Le gouvernement de Rome, à l’intérieur, était fondé, du moins en théorie, sur le principe de l’égalité entre tous les hommes; son gouvernement, à l’extérieur, reposait, et cette fois en réalité, sur le principe contradictoire de la supériorité d’une nation, d’une espèce d’hommes, à l’égard de toutes les autres.
Briser tout ce qui résistait, humilier tout ce qui se soumettait, tel fut au dehors le gouvernement de Rome; elle n’accorda jamais de privilèges, que pour imposer des obligations, et ses alliés ne furent que ses vassaux.
Il y eut d’ailleurs bien des degrés dans ces privilèges, car le principal moyen de domination que les Romains employèrent toujours, fut de créer des jalousies, et d’organiser des divisions. Ainsi, malgré les distinctions que nous allons faire, il faudra encore admettre des nuances fort nombreuses.
Le droit Latin
Les latins furent naturellement les premiers alliés de Rome, et durent par conséquent subir les premiers ses orgueilleuses faveurs.
Il faut distinguer l’ancien et le nouveau Latium. L’ancien avait pour bornes au nord l’Anio, au midi la mer de Toscane, à l’est l’Ufens, à l’ouest le Tibre. Les peuples de cette contrée étaient les Albains, les Rutules, les Volsques et les Eques. Le nouveau s’étendait du fleuve Ufens au Liris, et comprenait les Osques, les Ausones, les Berniques.
La condition de chacun de ces peuples fut différente selon le traité particulier fait après leur soumission successive. Mais, en somme, voici en quoi consista le droit latin, celui de tous qui approcha le plus du droit de cité des Romains.
Les Latins étaient soumis au cens, par conséquent ils avaient le droit de suffrage et l’honneur de servir dans les légions; mais ces avantages, qui au premier coup d’oeil assimilent le latin au citoyen de Rome, étaient soumis à quelques restrictions qui en gênaient la jouissance.
Ainsi le cens des Latins se faisait dans les villes du Latium, et les rôles étaient envoyés aux censeurs.
Chaque citoyen du Latium pouvait venir sans doute exercer à Rome son droit de suffrage, mais la faculté qu’avaient les censeurs de les incorporer dans telle ou telle tribu, le pouvoir laissé au sénat de les renvoyer chez eux s’ils venaient en trop grand nombre; en outre, l’impossibilité matérielle de se transporter souvent à Rome pour des élections sans cesse renouvelées, rendait, comme on le pense bien, cette concession fort peu dangereuse.

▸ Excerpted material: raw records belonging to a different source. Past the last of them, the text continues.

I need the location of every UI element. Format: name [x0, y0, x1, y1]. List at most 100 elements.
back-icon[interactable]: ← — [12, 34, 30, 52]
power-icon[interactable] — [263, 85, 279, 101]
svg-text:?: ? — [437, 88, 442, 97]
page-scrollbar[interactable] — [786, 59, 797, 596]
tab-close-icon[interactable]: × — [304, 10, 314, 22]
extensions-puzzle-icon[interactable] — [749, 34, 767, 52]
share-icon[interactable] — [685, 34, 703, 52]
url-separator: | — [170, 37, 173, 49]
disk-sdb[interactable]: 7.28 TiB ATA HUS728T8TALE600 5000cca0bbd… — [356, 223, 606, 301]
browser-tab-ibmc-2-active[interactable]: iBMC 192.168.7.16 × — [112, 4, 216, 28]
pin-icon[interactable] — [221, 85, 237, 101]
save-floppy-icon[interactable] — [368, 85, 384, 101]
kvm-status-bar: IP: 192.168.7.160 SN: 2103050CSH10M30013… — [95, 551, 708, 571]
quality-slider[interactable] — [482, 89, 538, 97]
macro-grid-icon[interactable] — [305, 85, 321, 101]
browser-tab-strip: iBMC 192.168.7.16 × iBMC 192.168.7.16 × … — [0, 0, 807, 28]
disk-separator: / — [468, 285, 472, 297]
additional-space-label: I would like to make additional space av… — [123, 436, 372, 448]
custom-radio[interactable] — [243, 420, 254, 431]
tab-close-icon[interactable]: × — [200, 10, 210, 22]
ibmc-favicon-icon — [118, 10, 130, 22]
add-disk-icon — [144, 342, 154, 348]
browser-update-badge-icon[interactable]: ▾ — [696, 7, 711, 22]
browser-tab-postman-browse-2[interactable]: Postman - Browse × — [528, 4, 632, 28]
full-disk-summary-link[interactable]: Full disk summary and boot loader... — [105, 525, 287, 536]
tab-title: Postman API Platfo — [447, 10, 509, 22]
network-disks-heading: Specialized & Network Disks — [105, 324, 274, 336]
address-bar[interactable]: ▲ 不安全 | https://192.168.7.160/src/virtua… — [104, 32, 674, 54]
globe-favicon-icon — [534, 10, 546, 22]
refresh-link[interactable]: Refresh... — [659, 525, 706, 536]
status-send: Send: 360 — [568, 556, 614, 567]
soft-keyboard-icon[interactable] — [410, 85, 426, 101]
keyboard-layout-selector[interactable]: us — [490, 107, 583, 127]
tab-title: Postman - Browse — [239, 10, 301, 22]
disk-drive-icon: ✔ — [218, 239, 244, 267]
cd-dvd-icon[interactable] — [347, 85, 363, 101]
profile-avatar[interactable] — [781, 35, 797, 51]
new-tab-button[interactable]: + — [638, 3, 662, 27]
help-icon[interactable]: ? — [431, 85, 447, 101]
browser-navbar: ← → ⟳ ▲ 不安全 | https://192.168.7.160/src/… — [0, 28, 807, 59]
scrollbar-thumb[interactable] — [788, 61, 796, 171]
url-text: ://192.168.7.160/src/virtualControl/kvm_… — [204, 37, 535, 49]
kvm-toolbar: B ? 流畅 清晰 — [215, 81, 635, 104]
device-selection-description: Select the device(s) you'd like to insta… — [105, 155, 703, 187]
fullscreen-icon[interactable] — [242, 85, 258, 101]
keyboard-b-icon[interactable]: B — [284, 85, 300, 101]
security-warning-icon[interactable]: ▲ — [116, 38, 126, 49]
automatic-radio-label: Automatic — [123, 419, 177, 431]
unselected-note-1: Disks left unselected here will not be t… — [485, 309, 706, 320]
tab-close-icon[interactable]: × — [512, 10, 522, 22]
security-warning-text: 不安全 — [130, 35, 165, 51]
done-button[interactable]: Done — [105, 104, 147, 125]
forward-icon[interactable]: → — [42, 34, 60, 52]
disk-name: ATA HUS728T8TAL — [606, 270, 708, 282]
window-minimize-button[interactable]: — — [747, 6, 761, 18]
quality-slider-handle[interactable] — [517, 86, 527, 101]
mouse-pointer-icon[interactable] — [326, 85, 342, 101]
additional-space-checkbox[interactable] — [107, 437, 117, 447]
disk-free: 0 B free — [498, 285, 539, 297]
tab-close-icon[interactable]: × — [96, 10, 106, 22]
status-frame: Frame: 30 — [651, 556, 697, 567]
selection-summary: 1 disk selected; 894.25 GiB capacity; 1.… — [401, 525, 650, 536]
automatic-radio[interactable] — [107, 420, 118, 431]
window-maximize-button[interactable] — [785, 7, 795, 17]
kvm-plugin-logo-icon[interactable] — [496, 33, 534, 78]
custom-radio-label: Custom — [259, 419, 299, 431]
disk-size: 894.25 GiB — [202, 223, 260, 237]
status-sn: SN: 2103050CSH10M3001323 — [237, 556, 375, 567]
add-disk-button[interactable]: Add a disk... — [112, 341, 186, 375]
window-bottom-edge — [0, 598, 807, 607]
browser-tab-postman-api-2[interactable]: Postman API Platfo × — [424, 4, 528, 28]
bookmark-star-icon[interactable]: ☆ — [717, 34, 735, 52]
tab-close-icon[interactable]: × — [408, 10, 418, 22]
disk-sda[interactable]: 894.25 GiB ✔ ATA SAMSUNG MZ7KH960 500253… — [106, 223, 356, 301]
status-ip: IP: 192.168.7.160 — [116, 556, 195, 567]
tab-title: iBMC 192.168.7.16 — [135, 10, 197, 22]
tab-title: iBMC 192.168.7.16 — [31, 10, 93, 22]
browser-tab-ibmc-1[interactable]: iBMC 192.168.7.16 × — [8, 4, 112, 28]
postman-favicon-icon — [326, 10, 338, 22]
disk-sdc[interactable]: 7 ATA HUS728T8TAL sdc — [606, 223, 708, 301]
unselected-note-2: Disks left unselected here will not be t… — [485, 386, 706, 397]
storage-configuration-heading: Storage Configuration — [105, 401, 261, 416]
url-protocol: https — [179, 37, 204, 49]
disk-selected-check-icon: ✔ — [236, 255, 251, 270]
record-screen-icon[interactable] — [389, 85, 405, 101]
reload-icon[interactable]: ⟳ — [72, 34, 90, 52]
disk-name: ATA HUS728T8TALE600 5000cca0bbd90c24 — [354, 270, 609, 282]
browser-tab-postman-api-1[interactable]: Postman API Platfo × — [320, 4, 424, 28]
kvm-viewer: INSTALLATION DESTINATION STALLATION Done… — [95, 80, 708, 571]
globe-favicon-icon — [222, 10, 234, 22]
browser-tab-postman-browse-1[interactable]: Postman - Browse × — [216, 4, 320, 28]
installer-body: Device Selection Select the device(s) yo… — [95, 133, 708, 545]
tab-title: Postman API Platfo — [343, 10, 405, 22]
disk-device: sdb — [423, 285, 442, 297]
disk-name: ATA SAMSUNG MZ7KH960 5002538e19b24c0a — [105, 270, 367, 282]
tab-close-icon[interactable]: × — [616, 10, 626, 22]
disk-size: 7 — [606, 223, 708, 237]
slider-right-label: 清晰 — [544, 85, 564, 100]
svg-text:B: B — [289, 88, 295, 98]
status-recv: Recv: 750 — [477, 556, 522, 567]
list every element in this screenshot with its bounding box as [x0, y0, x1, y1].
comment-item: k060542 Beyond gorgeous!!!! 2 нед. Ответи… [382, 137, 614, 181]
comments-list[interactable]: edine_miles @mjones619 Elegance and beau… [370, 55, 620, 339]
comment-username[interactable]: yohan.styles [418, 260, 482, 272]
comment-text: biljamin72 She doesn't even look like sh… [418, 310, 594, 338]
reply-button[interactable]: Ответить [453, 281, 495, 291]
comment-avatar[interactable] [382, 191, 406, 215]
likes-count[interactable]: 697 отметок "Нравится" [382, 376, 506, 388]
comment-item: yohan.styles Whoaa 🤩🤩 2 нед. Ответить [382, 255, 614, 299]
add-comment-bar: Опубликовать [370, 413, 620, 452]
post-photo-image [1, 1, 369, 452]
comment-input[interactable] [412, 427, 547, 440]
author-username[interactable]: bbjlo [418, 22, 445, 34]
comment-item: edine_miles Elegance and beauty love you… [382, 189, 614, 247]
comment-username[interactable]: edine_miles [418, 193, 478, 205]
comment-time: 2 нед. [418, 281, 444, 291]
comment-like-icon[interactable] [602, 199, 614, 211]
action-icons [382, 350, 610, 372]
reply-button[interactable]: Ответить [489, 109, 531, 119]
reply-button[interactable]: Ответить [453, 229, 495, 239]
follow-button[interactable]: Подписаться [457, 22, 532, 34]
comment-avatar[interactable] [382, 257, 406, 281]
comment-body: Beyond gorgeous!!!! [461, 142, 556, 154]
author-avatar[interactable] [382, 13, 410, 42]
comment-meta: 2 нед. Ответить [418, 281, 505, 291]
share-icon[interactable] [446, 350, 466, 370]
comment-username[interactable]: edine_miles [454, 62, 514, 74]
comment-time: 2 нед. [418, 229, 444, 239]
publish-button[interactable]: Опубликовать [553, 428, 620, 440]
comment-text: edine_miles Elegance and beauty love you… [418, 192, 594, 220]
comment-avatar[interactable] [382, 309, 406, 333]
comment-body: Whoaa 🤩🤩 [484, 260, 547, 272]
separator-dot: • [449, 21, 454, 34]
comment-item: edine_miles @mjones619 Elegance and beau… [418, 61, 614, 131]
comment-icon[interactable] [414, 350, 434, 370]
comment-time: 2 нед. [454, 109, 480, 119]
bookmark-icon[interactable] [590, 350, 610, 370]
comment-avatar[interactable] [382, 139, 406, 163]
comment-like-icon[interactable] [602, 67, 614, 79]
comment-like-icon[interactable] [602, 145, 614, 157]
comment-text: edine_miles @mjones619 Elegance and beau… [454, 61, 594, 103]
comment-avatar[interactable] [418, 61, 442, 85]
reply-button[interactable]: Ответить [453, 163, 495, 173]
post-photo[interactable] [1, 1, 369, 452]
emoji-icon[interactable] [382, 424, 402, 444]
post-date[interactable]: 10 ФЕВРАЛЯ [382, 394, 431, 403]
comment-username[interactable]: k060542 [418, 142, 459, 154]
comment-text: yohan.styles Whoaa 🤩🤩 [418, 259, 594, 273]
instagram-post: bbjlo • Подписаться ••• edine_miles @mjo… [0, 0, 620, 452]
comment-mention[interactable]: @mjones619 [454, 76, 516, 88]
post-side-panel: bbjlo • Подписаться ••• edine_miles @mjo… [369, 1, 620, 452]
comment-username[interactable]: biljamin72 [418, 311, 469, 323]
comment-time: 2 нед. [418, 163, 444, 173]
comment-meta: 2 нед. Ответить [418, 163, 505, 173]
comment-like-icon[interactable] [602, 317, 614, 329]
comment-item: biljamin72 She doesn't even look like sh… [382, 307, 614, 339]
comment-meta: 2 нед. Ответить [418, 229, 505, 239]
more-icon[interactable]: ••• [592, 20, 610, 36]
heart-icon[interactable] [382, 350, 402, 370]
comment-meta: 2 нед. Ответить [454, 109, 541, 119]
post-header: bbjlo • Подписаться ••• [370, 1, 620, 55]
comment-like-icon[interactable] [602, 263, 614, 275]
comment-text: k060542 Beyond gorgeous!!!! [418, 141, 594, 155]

Les Latins formaient des légions, mais elles étaient toujours distinctes des autres, et ne leur étaient adjointes que comme auxiliaires; et pourtant ces troupes faisaient la grande majorité des armées romaines, surtout en cavalerie.
Le plus important privilège des peuples latins, était de se gouverner par leurs propres lois, et d’avoir leurs magistrats indépendans des magistrats romains. Il est inutile de dire que cette indépendance devenait bien fictive encore, car le plus grand honneur qui résultât de ces magistratures latines, était le droit de citoyen, dans toute sa plénitude, accordé au magistrat qui sortait de charge.
Ce droit appartenait même à tout Latin qui se portait accusateur d’un magistrat romain, tant les Romains avaient à coeur d’élever aux yeux des peuples ce titre de citoyen de leur république!
Nous ajouterons que les Latins ne jouissaient pas du bénéfice de la loi Porcia, qui défendait de battre de verges un citoyen; qu’ils ne pouvaient ni contracter de mariages avec des Romaines, ni hériter d’un Romain.
Toutefois, n’oublions pas que cette condition du Latium ne subsista que jusqu’à la guerre sociale. On sait qu’alors Rome, sommée, les armes à la main, d’accorder à tous ses alliés d’Italie le droit de cité, commença par les vaincre, et finit par consentir à leur demande; depuis lors, les distinctions précédentes cessèrent, mais le droit latin subsista comme faveur insigne pour d’autres peuples admis à l’alliance des Romains.